Miriam Prandi e Alexey Zhilin
La violoncellista italiana Miriam Prandi e il violoncellista russo Alexey Zhilin uniscono due personalità artistiche di forte identità, entrambe cresciute nel repertorio solistico, cameristico e sinfonico internazionale.
Prandi, vincitrice del Primo Premio assoluto al Rahn Musikpreis di Zurigo, si è esibita come solista alla Tonhalle Zürich, al Teatro alla Scala e con orchestre quali NOSPR Katowice, Gstaad Festival Orchestra, Orchestra Haydn, Armenian Symphony Orchestra, Orchestra Sinfonica Siciliana, Berner Symphonieorchester e Filarmonica Toscanini.
Ha collaborato con direttori come Teodor Currentzis, Andrey Boreyko, Vladimir Fedoseyev, Michele Spotti, Neeme Järvi, Michele Mariotti, Gianluca Marcianò e Donato Renzetti.
Il suo album dedicato alle Sei Suite di Bach, pubblicato da Fuga Libera/Outhere Music, ha ricevuto attenzione internazionale, inclusa un'importante recensione su The Strad firmata dal critico Robin Stowell.

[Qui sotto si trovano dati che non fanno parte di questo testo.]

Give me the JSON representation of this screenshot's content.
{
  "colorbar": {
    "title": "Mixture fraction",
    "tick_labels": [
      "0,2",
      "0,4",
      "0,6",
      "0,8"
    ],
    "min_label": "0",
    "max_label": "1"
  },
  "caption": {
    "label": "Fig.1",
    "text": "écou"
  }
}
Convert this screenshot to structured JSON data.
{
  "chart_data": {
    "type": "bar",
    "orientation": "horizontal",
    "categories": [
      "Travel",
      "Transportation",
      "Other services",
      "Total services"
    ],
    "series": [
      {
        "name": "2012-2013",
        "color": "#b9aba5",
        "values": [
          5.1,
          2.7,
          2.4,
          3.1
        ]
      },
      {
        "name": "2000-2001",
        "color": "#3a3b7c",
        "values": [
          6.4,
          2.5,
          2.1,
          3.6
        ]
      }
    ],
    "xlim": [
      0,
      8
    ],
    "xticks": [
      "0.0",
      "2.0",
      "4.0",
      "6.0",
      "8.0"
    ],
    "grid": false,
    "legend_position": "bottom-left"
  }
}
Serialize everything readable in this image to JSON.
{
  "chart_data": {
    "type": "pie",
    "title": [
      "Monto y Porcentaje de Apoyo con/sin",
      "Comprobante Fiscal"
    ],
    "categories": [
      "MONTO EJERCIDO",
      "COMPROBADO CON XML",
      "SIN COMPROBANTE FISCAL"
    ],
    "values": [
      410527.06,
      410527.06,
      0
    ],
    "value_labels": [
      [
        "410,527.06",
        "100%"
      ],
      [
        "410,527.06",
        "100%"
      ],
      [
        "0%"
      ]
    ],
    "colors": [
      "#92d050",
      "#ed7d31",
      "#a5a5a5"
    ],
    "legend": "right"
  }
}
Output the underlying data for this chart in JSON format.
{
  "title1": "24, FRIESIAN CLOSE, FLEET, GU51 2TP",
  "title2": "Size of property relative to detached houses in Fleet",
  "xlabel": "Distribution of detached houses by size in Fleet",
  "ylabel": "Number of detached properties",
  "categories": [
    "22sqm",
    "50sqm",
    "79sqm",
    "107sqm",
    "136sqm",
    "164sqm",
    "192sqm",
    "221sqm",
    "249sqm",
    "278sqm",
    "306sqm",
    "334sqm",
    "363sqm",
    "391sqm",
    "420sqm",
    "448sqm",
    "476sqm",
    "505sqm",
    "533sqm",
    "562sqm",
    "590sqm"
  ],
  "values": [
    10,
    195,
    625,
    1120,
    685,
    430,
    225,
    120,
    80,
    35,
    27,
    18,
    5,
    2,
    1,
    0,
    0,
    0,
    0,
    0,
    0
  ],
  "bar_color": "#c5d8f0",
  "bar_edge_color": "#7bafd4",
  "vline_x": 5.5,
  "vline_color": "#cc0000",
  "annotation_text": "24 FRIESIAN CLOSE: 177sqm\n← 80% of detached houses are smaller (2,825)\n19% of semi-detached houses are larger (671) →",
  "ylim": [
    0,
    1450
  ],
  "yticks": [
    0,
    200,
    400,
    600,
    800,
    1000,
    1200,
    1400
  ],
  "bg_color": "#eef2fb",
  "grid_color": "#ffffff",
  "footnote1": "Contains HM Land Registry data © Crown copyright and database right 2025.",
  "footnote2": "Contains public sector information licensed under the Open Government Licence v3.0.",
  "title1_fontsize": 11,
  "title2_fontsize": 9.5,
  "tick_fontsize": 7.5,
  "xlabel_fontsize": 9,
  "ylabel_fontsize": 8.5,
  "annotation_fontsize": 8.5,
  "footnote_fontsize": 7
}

Zhilin, formato a San Pietroburgo da Anatolii Nikitin, ha vinto oltre quindici concorsi internazionali, fra cui il Johannes Brahms Competition e il Dr. Luis Sigall Competition.
Solista in Europa e Asia, ha suonato con Mariinsky Theatre Symphony Orchestra, Filarmonica di San Pietroburgo e Novaya Rossiya, diretto da Kent Nagano, Teodor Currentzis, Darrell Ang e Dimitris Botinis.
Insieme propongono un dialogo violoncellistico di grande intensità, virtuosismo e profondità poetica.